I Survived A Zombie Holocaust Movie Review
Written by Charlotte Stear
DVD released by 38 Pictures
Written and directed by Guy Pigden
2014, 104 minutes, Not Rated
Harley Neville as Wesley Pennington
Jocelyn Christian as Susan Ford
Ben Baker as Tane Henare
Reanin Johannink as Jessica Valentine
Mike Edward as Adam Harrison
Andrew Laing as Stanley Martin Patrick “SMP”
Simon Ward as Richard Driver
Mark Neilson as Randy Bateman
Patrick Davies as Greg Winston
Harry Love as Harold Beasley
These days it’s harder to find a zombie film without a ridiculous title than it is with one. What keeps it interesting, though, is you never know whether you’re going to get something truly awful or surprisingly excellent. Joining the latter of those options is the New Zealand flick set to screen at this year’s FrightFest, I Survived A Zombie Holocaust.
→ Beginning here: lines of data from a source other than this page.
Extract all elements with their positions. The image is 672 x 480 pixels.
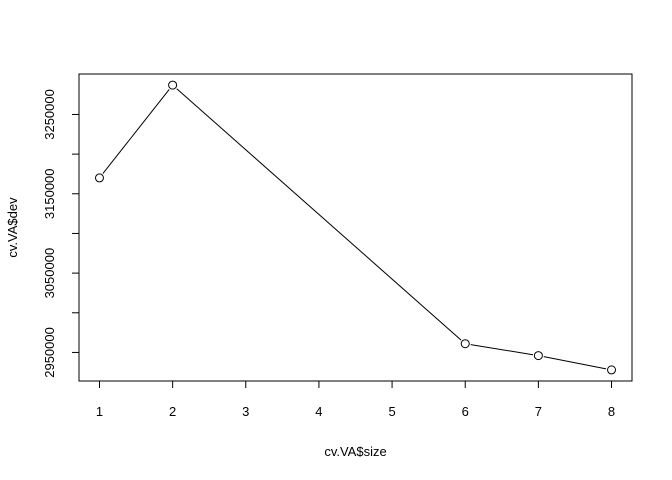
x-tick-label: 1: [96, 404, 103, 419]
data-point: [533, 351, 543, 361]
x-tick-label: 2: [169, 404, 176, 419]
x-tick-label: 7: [535, 404, 542, 419]
series-segment: [176, 88, 462, 341]
y-tick-label: 2950000: [42, 327, 57, 378]
data-point: [607, 365, 617, 375]
y-tick-label: 3250000: [42, 89, 57, 140]
x-tick-label: 6: [462, 404, 469, 419]
x-tick-label: 4: [315, 404, 322, 419]
series: [94, 80, 617, 375]
x-axis-label: cv.VA$size: [324, 444, 386, 459]
y-axis: 2950000 3050000 3150000 3250000: [42, 89, 80, 378]
series-segment: [102, 89, 170, 174]
x-axis: 1 2 3 4 5 6 7 8: [96, 380, 615, 419]
data-point: [168, 80, 178, 90]
data-point: [460, 339, 470, 349]
x-tick-label: 3: [242, 404, 249, 419]
y-tick-label: 3150000: [42, 168, 57, 219]
y-tick-label: 3050000: [42, 248, 57, 299]
x-tick-label: 5: [388, 404, 395, 419]
series-segment: [543, 356, 607, 370]
series-segment: [470, 344, 534, 356]
x-tick-label: 8: [608, 404, 615, 419]
data-point: [94, 173, 104, 183]
plot-frame: [78, 73, 633, 382]
y-axis-label: cv.VA$dev: [5, 197, 20, 258]
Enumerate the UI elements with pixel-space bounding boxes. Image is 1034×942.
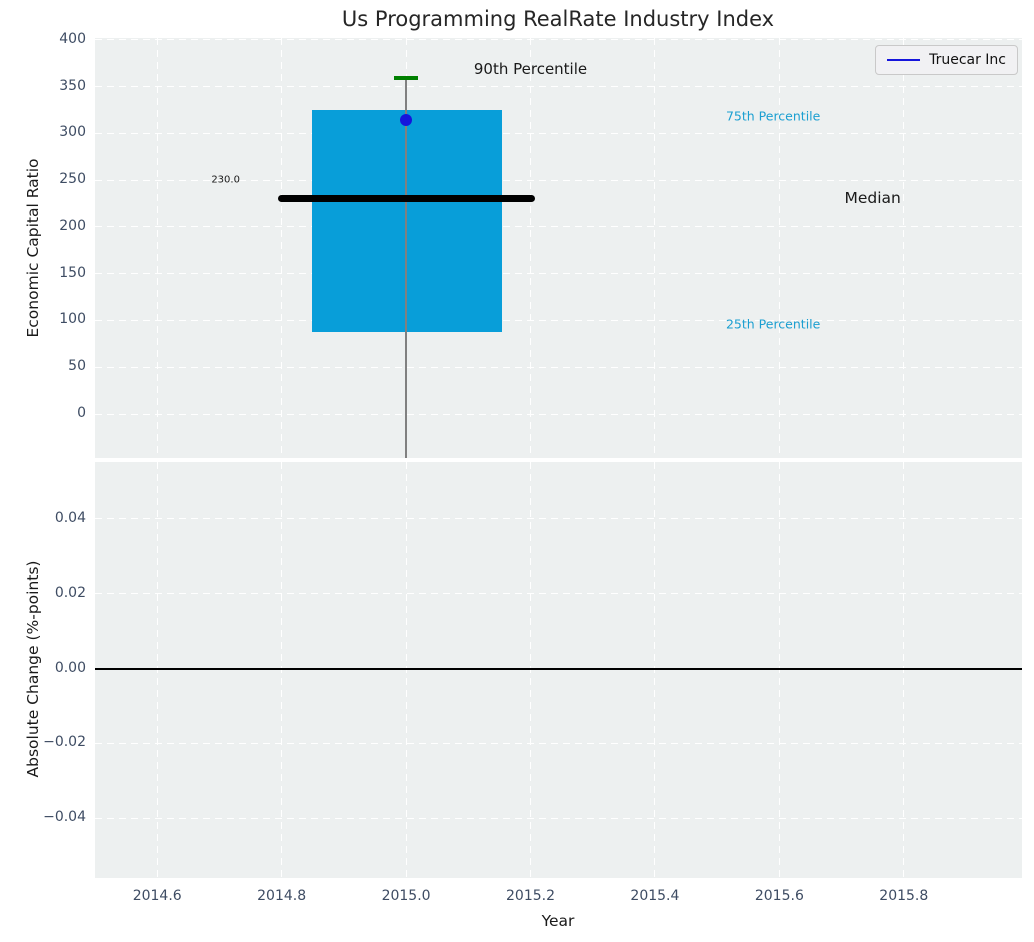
y-tick-label: 0.00	[54, 659, 86, 676]
x-axis-label: Year	[541, 912, 575, 930]
y-tick-label: −0.04	[43, 809, 86, 826]
y-tick-label: 250	[59, 171, 86, 188]
x-tick-label: 2015.4	[630, 888, 680, 904]
x-tick-label: 2015.8	[879, 888, 929, 904]
gridline-horizontal	[95, 742, 1022, 744]
gridline-horizontal	[95, 179, 1022, 181]
median-line	[277, 195, 535, 203]
y-tick-label: 0.04	[54, 509, 86, 526]
gridline-vertical	[405, 462, 407, 878]
gridline-vertical	[156, 38, 158, 458]
percentile-90-cap	[394, 76, 418, 80]
gridline-vertical	[281, 462, 283, 878]
percentile-box	[312, 110, 502, 332]
legend-label: Truecar Inc	[929, 52, 1006, 68]
plot-area-bottom	[95, 462, 1022, 878]
zero-change-line	[95, 667, 1022, 670]
legend: Truecar Inc	[875, 45, 1018, 75]
gridline-vertical	[530, 462, 531, 878]
gridline-horizontal	[95, 413, 1022, 415]
gridline-vertical	[778, 38, 780, 458]
y-tick-label: 0.02	[54, 584, 86, 601]
x-tick-label: 2015.0	[381, 888, 431, 904]
gridline-horizontal	[95, 86, 1022, 88]
median-value-label: 230.0	[211, 174, 240, 186]
gridline-vertical	[903, 38, 905, 458]
gridline-vertical	[156, 462, 158, 878]
gridline-horizontal	[95, 518, 1022, 520]
gridline-vertical	[530, 38, 531, 458]
gridline-horizontal	[95, 319, 1022, 321]
y-tick-label: 100	[59, 311, 86, 328]
y-tick-label: 0	[77, 405, 86, 422]
x-tick-label: 2015.6	[754, 888, 804, 904]
legend-line-sample-icon	[887, 58, 921, 62]
y-tick-label: −0.02	[43, 734, 86, 751]
annotation-p25-label: 25th Percentile	[725, 316, 821, 332]
y-tick-label: 300	[59, 124, 86, 141]
company-data-point	[400, 114, 413, 127]
y-tick-label: 50	[68, 358, 86, 375]
annotation-p75-label: 75th Percentile	[725, 108, 821, 124]
y-tick-label: 400	[59, 30, 86, 47]
gridline-vertical	[903, 462, 905, 878]
gridline-vertical	[654, 462, 656, 878]
gridline-vertical	[281, 38, 283, 458]
gridline-horizontal	[95, 366, 1022, 368]
x-tick-label: 2014.6	[132, 888, 182, 904]
gridline-vertical	[654, 38, 656, 458]
y-tick-label: 200	[59, 217, 86, 234]
whisker-line	[405, 78, 407, 458]
annotation-p90-label: 90th Percentile	[473, 59, 588, 78]
y-tick-label: 350	[59, 77, 86, 94]
x-tick-label: 2014.8	[257, 888, 307, 904]
gridline-horizontal	[95, 226, 1022, 228]
gridline-horizontal	[95, 817, 1022, 819]
gridline-horizontal	[95, 273, 1022, 275]
x-tick-label: 2015.2	[506, 888, 555, 904]
plot-area-top	[95, 38, 1022, 458]
gridline-horizontal	[95, 132, 1022, 134]
gridline-vertical	[778, 462, 780, 878]
annotation-median-label: Median	[844, 188, 901, 207]
gridline-horizontal	[95, 593, 1022, 595]
gridline-horizontal	[95, 39, 1022, 41]
y-tick-label: 150	[59, 264, 86, 281]
chart-title: Us Programming RealRate Industry Index	[341, 7, 775, 31]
The movie follows nerdy, eager-to-please runner Welsey (Harley Neville) during his first day on set of a zombie movie production. After endless demeaning tasks and being constantly embarrassed around the pretty girl he has a crush on, things take an even worse turn when he realises the sickness going round the set is exactly what they’re portraying on screen; a zombie outbreak. Wesley and a team of misfits from the set find themselves fighting for survival against the real living dead.
It might seem lazy to compare I Survived A Zombie Holocaust to Peter Jackson’s early work because of the New Zealand connection, but there is an influence and style that definitely echoes the likes of Dead Alive. There’s a high body count, plenty of guts and gore, but most importantly- genuine laughs. Guy Pidgen may only be on his second feature film, but making a fully balanced horror-comedy film like this takes some skill that is promising for his future endeavours.
The film works because of the well written script and the comedic timing of the cast. Taking the lead is Harley Neville, his facial expressions and delivery really bring love towards the awkward Wesley, it’s much needed as initial interest in the film hangs on this one character. Looking further, there are so many great performances, two standout characters are the director (Andrew Laing) and Tane (Ben Baker) who are not only amusing to watch, but also have layers to their characters. The director’s storyline takes a particularly dark turn as we see him on the verge of madness which is really grim stuff. Later there are heartfelt moments between Ben and Wesley which, impressively don’t feel out of place. Maintaining this kind of emotion while there are some ridiculous gross zombie flesh eating moments is a feat to be proud of.
The film does take a while to get going and at times feels more like a comedy than horror, but it soon finds its pacing, though it could easily lose 20 minutes of its run time to make it feel a little snappier.
It’s always fun to see a film be well aware of itself and when the cameras are rolling on the movie they’re making (how very meta!), it’s fun to see the hideous clichés people like to think horror movies are. Then when the cameras turn off, we get something fresh and feisty. It’s reminiscent of Feast in how it turns stereotyped roles on their heads, but gives us something altogether new.
Everything about this movie is loud and crass, but with its tongue firmly in its cheek there is no other way to take it than just damn good fun. It goes all out and has no apologies, and that is pretty damn fabulous.